Based on the number of names on the FCA’s ever growing warning list, it’s not hard to see where this view of the promotions regime may come from. Yet, critiques of this approach aside, there are compelling reasons why indirect regulation is actually an effective temporary solution.
“One of the reasons that this is effective, in the short term at least, is because you don’t have to create a broad, complex regulatory framework that takes a long time to consult on and get right,” explains Malna. “The U.K. can sit and watch other jurisdictions’ regulatory regimes unfold, see what’s effective and what’s not. There will always be one eye on the U.S. and how the regulation by enforcement is going, and then the MiCA style approach, which is more collaborative and clearly codified in the way that good regulation is.”
Technology and innovation move fast, often too fast for the slow-turning wheels of regulation and lawmaking to keep up—the regulatory stalemate in the U.S. is a good example of this in action… or inaction.
Partisan politics in Congress continues to slow down efforts by lawmakers to bring in digital asset specific regulation. In the meantime, the U.S. Securities and Exchange Commission (SEC) is frequently left holding the cheque as it juggles the competing demands of laissez-faire capitalists on the Hill with a market filled with fraud, non-compliance, and other illicit activities.

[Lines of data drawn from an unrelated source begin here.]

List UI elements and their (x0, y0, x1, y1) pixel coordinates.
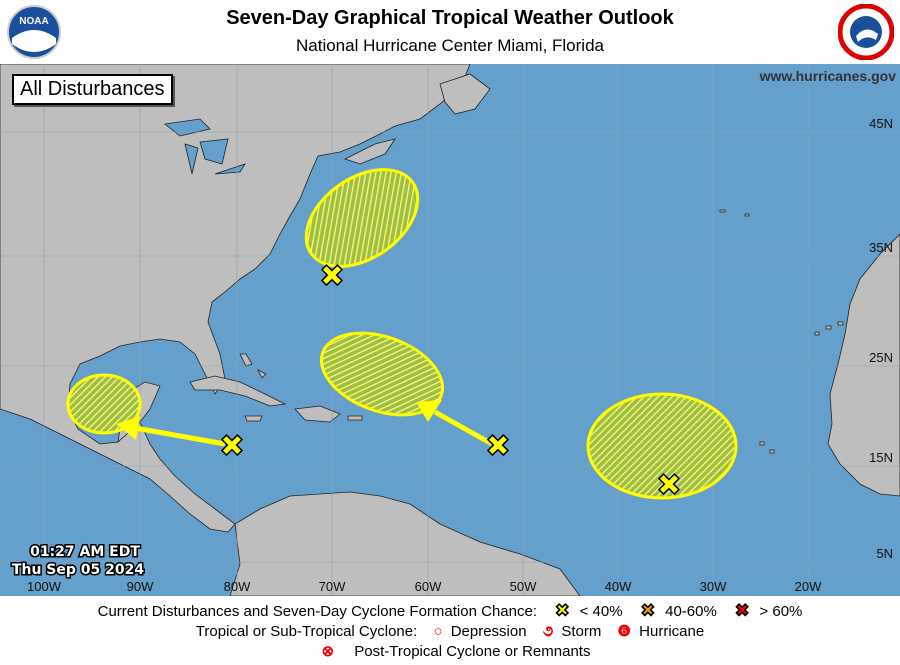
low-chance-x-icon: ✖ (555, 601, 570, 621)
noaa-logo: NOAA (7, 5, 61, 59)
track-arrow (416, 400, 494, 447)
medium-chance-label: 40-60% (665, 602, 717, 620)
map[interactable]: 100W 90W 80W 70W 60W 50W 40W 30W 20W 45N 35N 25N 15… (0, 64, 900, 596)
cape-verde (759, 441, 775, 454)
disturbance-area[interactable] (310, 318, 454, 431)
longitude-label: 90W (127, 579, 154, 594)
page-title: Seven-Day Graphical Tropical Weather Out… (226, 7, 674, 29)
puerto-rico (347, 415, 363, 421)
low-chance-label: < 40% (579, 602, 623, 620)
legend: Current Disturbances and Seven-Day Cyclo… (0, 596, 900, 665)
low-chance-x-icon[interactable]: ✖ (319, 258, 346, 295)
longitude-label: 40W (605, 579, 632, 594)
latitude-label: 45N (869, 116, 893, 131)
low-chance-x-icon[interactable]: ✖ (219, 428, 246, 465)
panel-label: All Disturbances (12, 74, 173, 105)
low-chance-x-icon[interactable]: ✖ (485, 428, 512, 465)
disturbance-area[interactable] (288, 150, 435, 287)
jamaica (244, 415, 263, 422)
longitude-label: 70W (319, 579, 346, 594)
disturbance-area[interactable] (66, 373, 142, 435)
longitude-label: 100W (27, 579, 62, 594)
hurricane-label: Hurricane (639, 622, 705, 640)
longitude-label: 60W (415, 579, 442, 594)
longitude-label: 80W (224, 579, 251, 594)
latitude-labels: 45N 35N 25N 15N 5N (869, 116, 893, 561)
latitude-label: 5N (876, 546, 893, 561)
hurricane-icon: ❻ (617, 623, 631, 641)
depression-label: Depression (450, 622, 527, 640)
page-subtitle: National Hurricane Center Miami, Florida (295, 36, 604, 55)
lat-lon-grid (0, 64, 900, 596)
medium-chance-x-icon: ✖ (640, 601, 655, 621)
storm-icon: ૭ (542, 622, 554, 640)
africa (827, 233, 900, 497)
disturbance-area[interactable] (586, 392, 738, 500)
cyclone-label: Tropical or Sub-Tropical Cyclone: (195, 622, 418, 640)
hispaniola (294, 405, 341, 423)
post-tropical-label: Post-Tropical Cyclone or Remnants (354, 642, 591, 660)
website-label[interactable]: www.hurricanes.gov (759, 68, 896, 84)
post-tropical-icon: ⊗ (321, 643, 335, 661)
latitude-label: 35N (869, 240, 893, 255)
svg-text:NOAA: NOAA (19, 16, 48, 27)
header: NOAA Seven-Day Graphical Tropical Weathe… (0, 0, 900, 64)
formation-chance-label: Current Disturbances and Seven-Day Cyclo… (97, 602, 537, 620)
canary-islands (814, 321, 844, 336)
high-chance-label: > 60% (759, 602, 803, 620)
azores (719, 209, 750, 217)
longitude-label: 20W (795, 579, 822, 594)
timestamp-date: Thu Sep 05 2024 (12, 562, 144, 578)
bahamas (239, 353, 267, 379)
low-chance-x-icon[interactable]: ✖ (656, 467, 683, 504)
latitude-label: 15N (869, 450, 893, 465)
cuba (189, 375, 287, 407)
storm-label: Storm (561, 622, 602, 640)
latitude-label: 25N (869, 350, 893, 365)
timestamp-time: 01:27 AM EDT (30, 544, 140, 560)
longitude-label: 30W (700, 579, 727, 594)
high-chance-x-icon: ✖ (734, 601, 750, 621)
newfoundland (439, 73, 491, 115)
track-arrow (116, 416, 226, 447)
south-america (229, 491, 581, 596)
depression-icon: ○ (433, 622, 443, 640)
longitude-label: 50W (510, 579, 537, 594)
nws-logo (838, 4, 894, 60)
nova-scotia (343, 138, 396, 165)
longitude-labels: 100W 90W 80W 70W 60W 50W 40W 30W 20W (27, 579, 822, 594)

In contrast, in June 2023, the European Union relatively harmoniously agreed to its sweeping Markets in Crypto Assets (MiCA) regulation. When it gradually comes into force this year, it will bring digital assets, issuers, and service providers under a broad regulatory framework, including mandating digital asset service providers, such as exchanges and wallet providers, to obtain a license from national regulators to offer services to EU citizens.
The U.K., with its February 2023 consultation and the passage of FSMA 2023, has opted for the integration of digital assets into its existing and well-functioning financial services regulation. But as we’ve seen, this will take time for the FCA and PRA to implement, potentially up to 2025, and while arrangements are being made and exact details are finalized, why not sit back and observe how other major markets are faring with their approaches?
“It gives the regulators and the policymakers time to think through the issues properly and then codify it fully,” says Malna. “You’ve got to look at this in the short and long term. Regulators will always be looking at how quickly we can protect the market and then how we can ensure its long-term stability, those two things always have to be balanced.”
But this ‘slow down and see what’s working elsewhere and what’s not‘ approach still requires some level of protection to be in place in the meantime to shelter consumers and reign in the wildest parts of the crypto-wild west.
This seems to be the essence of the FCA’s approach to implementing the financial promotion regime and how the regime encourages market participants to do the work of weeding out potential bad actors for it.
Whether ‘good’ actors are also getting caught in the crossfire, or firms were given too little time to get themselves in line with the promotions rules, is debatable. Either way, the current message seems clear: get in line with the new financial promotion regime, or you won’t last long in the United Kingdom.